Other business and governance blind spots can emerge too. Without clear data ownership, enterprises are also open to a number of regulatory and compliance risks, especially for government and mission-critical data, as well as more complicated and expensive audit procedures.
Similarly, enterprises may have to navigate security considerations, with escalating cyber security risk because of the “satellite encryption gap” too. This is due to a large amount of satellite-related data like voice calls and internet traffic transiting to ground stations inconsistently unencrypted, making it more vulnerable to eavesdropping.
Highly siloed telemetry across ground and space segments means that security teams can often not validate the constant behavioural analysis and micro-segmentation required by modern security protocols, leading to zero-trust failures.Rising cloud egress costs due to applications sometimes needing unnecessary information transfers and higher data transfer fees because of a lack of streamlined views can also pose cost challenges.
Why satellite adoption still lags
Even in cases where satellite integration shows clear benefits, it often struggles to transition from isolated deployments into core scalable enterprise infrastructure. This is mainly because most organisational and supplier structures are not designed around satellite as a core transport layer.
Enterprise-grade, multi-orbit satellite terminals – which need to balance connectivity across terrestrial fibre, LEO satellite links and cellular networks – are still very expensive. In many cases, they also need specialised power facilities.
As a result, integration costs often scale across the whole network stack, with satellite becoming a marginal addition that can greatly increase operational complexity expenses.
In many cases, organisational fragmentation itself lies at the core of slow satellite adoption. This is because in several well-established enterprises, cloud, network and security teams still don’t align fully.
With existing teams already dealing with highly siloed data and slow-moving processes, hybrid connectivity often has no single owner. As such, adding another layer of complexity, especially one as highly volatile and difficult to observe as satellite, can automatically take lower priority.
A lack of industry-wide operational standardisation is another very common obstacle contributing to enterprise hesitancy around satellite adoption. Different providers usually have a variety of control planes, with no internationally well-established shared operating model across satellite, terrestrial and cloud yet available.
However, in many cases, enterprise inertia and overall risk-averseness plays a much bigger role in slow satellite adoption. Many organisations still greatly avoid changing stable architectures unless absolutely forced to and are content to stick with “good-enough” existing SD-WAN and terrestrial setups.
Towards seamless satellite integration
For satellites to move beyond one-off deployments towards core infrastructure, enterprises need to rethink their fundamental operating models. One of the biggest steps towards seamless integration would be establishing a hybrid networking strategy across satellite, terrestrial and cloud, which includes standardising telemetry and routing visibility models. Developing stronger supplier coordination across network layers is also essential.

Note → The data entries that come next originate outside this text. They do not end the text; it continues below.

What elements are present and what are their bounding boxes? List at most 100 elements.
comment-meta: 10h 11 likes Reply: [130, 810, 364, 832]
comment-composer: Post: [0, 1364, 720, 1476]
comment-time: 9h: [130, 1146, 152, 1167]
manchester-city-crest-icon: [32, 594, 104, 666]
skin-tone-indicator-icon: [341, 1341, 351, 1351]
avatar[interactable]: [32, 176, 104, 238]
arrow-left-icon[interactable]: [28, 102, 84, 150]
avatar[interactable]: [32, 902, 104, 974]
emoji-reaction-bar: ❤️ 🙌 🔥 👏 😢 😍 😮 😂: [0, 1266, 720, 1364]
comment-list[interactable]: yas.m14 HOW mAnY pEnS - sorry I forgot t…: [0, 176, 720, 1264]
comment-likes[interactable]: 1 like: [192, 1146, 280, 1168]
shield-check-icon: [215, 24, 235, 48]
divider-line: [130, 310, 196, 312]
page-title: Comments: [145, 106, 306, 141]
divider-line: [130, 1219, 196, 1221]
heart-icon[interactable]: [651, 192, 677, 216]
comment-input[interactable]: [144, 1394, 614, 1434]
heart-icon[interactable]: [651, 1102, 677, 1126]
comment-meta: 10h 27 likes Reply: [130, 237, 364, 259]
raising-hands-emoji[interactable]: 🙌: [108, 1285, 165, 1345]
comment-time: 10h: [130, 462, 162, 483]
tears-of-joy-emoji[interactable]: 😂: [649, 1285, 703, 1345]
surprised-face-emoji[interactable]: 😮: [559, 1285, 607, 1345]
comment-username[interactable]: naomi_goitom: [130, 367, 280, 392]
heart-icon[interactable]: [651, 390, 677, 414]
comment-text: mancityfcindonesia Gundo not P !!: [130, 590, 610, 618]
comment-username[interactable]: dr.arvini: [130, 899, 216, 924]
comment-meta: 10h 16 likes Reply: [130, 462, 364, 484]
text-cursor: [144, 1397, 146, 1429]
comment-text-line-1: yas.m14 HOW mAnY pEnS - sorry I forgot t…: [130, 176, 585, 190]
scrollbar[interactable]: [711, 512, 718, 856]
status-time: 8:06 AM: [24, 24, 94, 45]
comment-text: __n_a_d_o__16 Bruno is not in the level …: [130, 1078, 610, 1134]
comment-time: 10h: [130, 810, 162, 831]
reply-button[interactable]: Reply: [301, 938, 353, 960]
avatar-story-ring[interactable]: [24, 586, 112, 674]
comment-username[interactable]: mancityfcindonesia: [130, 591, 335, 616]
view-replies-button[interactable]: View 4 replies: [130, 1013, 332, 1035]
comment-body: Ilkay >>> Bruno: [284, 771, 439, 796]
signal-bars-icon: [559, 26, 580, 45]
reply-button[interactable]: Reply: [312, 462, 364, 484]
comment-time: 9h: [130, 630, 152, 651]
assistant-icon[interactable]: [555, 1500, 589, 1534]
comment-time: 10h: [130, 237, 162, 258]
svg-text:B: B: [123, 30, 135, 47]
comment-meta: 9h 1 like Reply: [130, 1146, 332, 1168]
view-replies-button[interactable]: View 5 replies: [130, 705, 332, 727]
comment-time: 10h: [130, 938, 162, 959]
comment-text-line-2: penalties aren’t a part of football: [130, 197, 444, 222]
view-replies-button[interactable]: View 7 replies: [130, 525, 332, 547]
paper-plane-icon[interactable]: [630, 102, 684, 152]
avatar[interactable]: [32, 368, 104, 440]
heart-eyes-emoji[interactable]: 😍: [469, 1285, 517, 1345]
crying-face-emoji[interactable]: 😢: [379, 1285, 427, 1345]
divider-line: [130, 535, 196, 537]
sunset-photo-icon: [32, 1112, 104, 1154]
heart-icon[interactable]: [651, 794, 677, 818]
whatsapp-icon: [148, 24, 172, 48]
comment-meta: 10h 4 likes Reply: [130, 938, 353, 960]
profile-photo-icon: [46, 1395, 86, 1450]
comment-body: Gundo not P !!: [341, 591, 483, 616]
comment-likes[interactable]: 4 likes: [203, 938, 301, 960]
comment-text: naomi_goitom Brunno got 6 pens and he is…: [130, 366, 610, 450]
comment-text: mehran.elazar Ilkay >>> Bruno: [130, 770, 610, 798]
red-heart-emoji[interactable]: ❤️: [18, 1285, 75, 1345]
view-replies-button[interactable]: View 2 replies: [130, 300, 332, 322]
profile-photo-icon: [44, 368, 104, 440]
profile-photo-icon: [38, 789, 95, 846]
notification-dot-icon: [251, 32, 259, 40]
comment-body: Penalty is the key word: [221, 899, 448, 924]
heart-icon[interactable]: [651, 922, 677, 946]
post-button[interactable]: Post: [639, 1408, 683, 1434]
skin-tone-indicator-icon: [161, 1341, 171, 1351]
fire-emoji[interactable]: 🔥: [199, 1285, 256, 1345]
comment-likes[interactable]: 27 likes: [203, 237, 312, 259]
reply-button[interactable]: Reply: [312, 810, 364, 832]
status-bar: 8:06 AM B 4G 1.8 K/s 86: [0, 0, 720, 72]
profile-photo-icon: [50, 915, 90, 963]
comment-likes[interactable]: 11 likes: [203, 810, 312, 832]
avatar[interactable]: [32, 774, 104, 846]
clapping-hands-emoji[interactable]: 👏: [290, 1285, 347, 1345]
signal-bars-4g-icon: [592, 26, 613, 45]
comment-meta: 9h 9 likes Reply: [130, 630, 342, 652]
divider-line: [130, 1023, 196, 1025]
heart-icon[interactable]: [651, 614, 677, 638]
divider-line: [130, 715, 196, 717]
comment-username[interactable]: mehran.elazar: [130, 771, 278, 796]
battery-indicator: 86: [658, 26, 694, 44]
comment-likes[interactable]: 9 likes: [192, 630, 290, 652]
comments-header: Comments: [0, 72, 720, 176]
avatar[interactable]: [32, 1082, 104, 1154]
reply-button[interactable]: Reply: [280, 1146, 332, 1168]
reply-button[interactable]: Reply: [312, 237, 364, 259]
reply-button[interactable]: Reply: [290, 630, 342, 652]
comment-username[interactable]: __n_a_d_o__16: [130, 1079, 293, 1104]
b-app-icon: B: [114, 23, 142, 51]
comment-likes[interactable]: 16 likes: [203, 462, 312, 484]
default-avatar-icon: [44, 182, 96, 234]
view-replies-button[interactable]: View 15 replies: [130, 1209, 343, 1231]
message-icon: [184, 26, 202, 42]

“The industry needs more interoperability, better abstraction and stronger operational integration. Satellite should be easier to consume through the same tools enterprises already use for cloud, SD-WAN, security and network performance management,” says Last. “Standards will help, but so will practical supplier collaboration around APIs, telemetry, automation and service assurance. The future is not satellite replacing terrestrial networks. It is satellite becoming a normalised, trusted part of hybrid enterprise connectivity.”
As such, enterprises who adapt their operating systems to integrate satellite as core infrastructure, alongside terrestrial and cloud will be in a much better position to build resilient global connectivity down the line.